UsuńNie wklejam częściej bo zbieram, a to trochę trwa, zwłaszcza w trybie zdalnym dla większości, Krzysia sto lat nie widziałam...
Usuńi odwrotnie - on pewnie też nie widział Ciebie.
UsuńRewelacja!!!
OdpowiedzUsuńGdybym miała wybrać od 1 do 10 to nie wiedziałabym ...
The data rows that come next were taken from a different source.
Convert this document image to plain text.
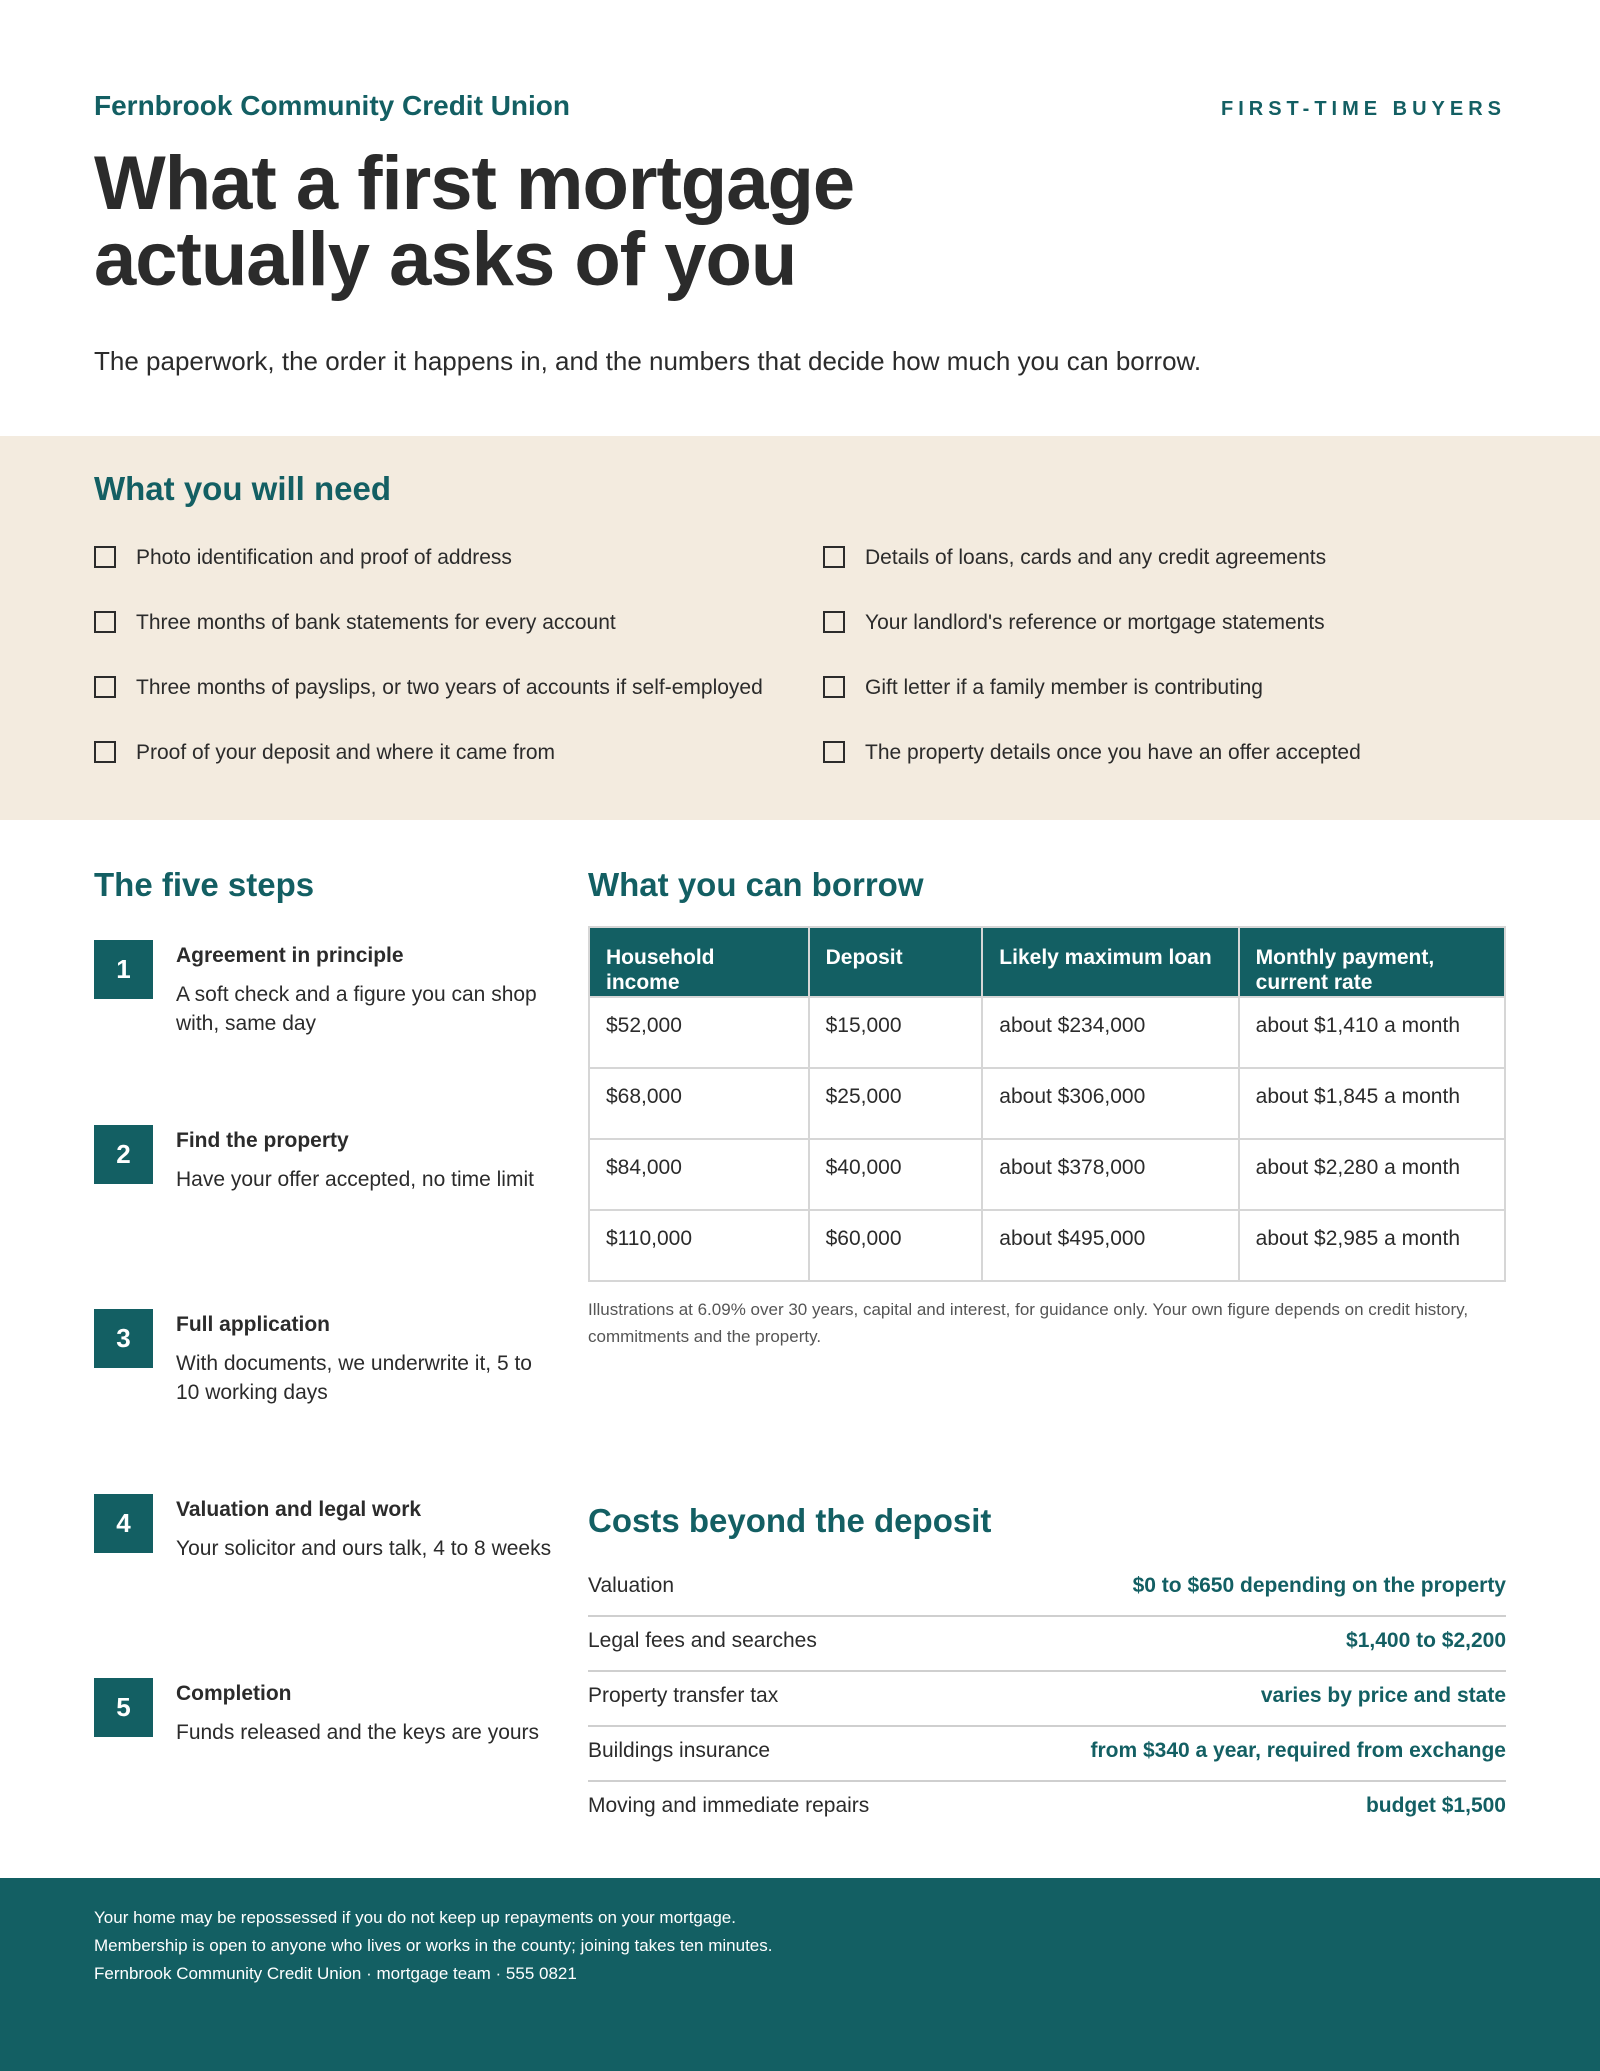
Fernbrook Community Credit Union	FIRST-TIME BUYERS
What a first mortgage
actually asks of you
The paperwork, the order it happens in, and the numbers that decide how much you can borrow.
What you will need
Photo identification and proof of address	Details of loans, cards and any credit agreements
Three months of bank statements for every account	Your landlord's reference or mortgage statements
Three months of payslips, or two years of accounts if self-employed	Gift letter if a family member is contributing
Proof of your deposit and where it came from	The property details once you have an offer accepted
The five steps
1	Agreement in principle
A soft check and a figure you can shop with, same day
2	Find the property
Have your offer accepted, no time limit
3	Full application
With documents, we underwrite it, 5 to 10 working days
4	Valuation and legal work
Your solicitor and ours talk, 4 to 8 weeks
5	Completion
Funds released and the keys are yours
What you can borrow
Household income	Deposit	Likely maximum loan	Monthly payment, current rate
$52,000	$15,000	about $234,000	about $1,410 a month
$68,000	$25,000	about $306,000	about $1,845 a month
$84,000	$40,000	about $378,000	about $2,280 a month
$110,000	$60,000	about $495,000	about $2,985 a month
Illustrations at 6.09% over 30 years, capital and interest, for guidance only. Your own figure depends on credit history, commitments and the property.
Costs beyond the deposit
Valuation	$0 to $650 depending on the property
Legal fees and searches	$1,400 to $2,200
Property transfer tax	varies by price and state
Buildings insurance	from $340 a year, required from exchange
Moving and immediate repairs	budget $1,500
Your home may be repossessed if you do not keep up repayments on your mortgage.
Membership is open to anyone who lives or works in the county; joining takes ten minutes.
Fernbrook Community Credit Union · mortgage team · 555 0821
Wszystkie punkty debeściaki.
Moje uznanie :-)
nie wybieraj absolutnie - to wszystko dzieje się w realtime... jednego dnia znajdziesz świat, jakiego nawet Lem nie podejrzewał. Wścieka mnie to - badamy dno Rowu Mariańskiego, wysyłamy sondy do szukania wody na Marsie, a nie umiemy poradzić sobie z głodem tam i nadprodukcją tu. Logistycznie jesteśmy kretynami. Fascynują nas wielkie sprawy, a zapominamy o drobiazgach. Choć to wbrew mojej płci powiem, że opinia jest mężczyzną, a kobiety są bliżej faktów i prozaicznej codzienności. Żagiel dmuchany w nieskończoność kiedyś pęknie. Może modliszki mają rację uśmiercając dawcę nasienia?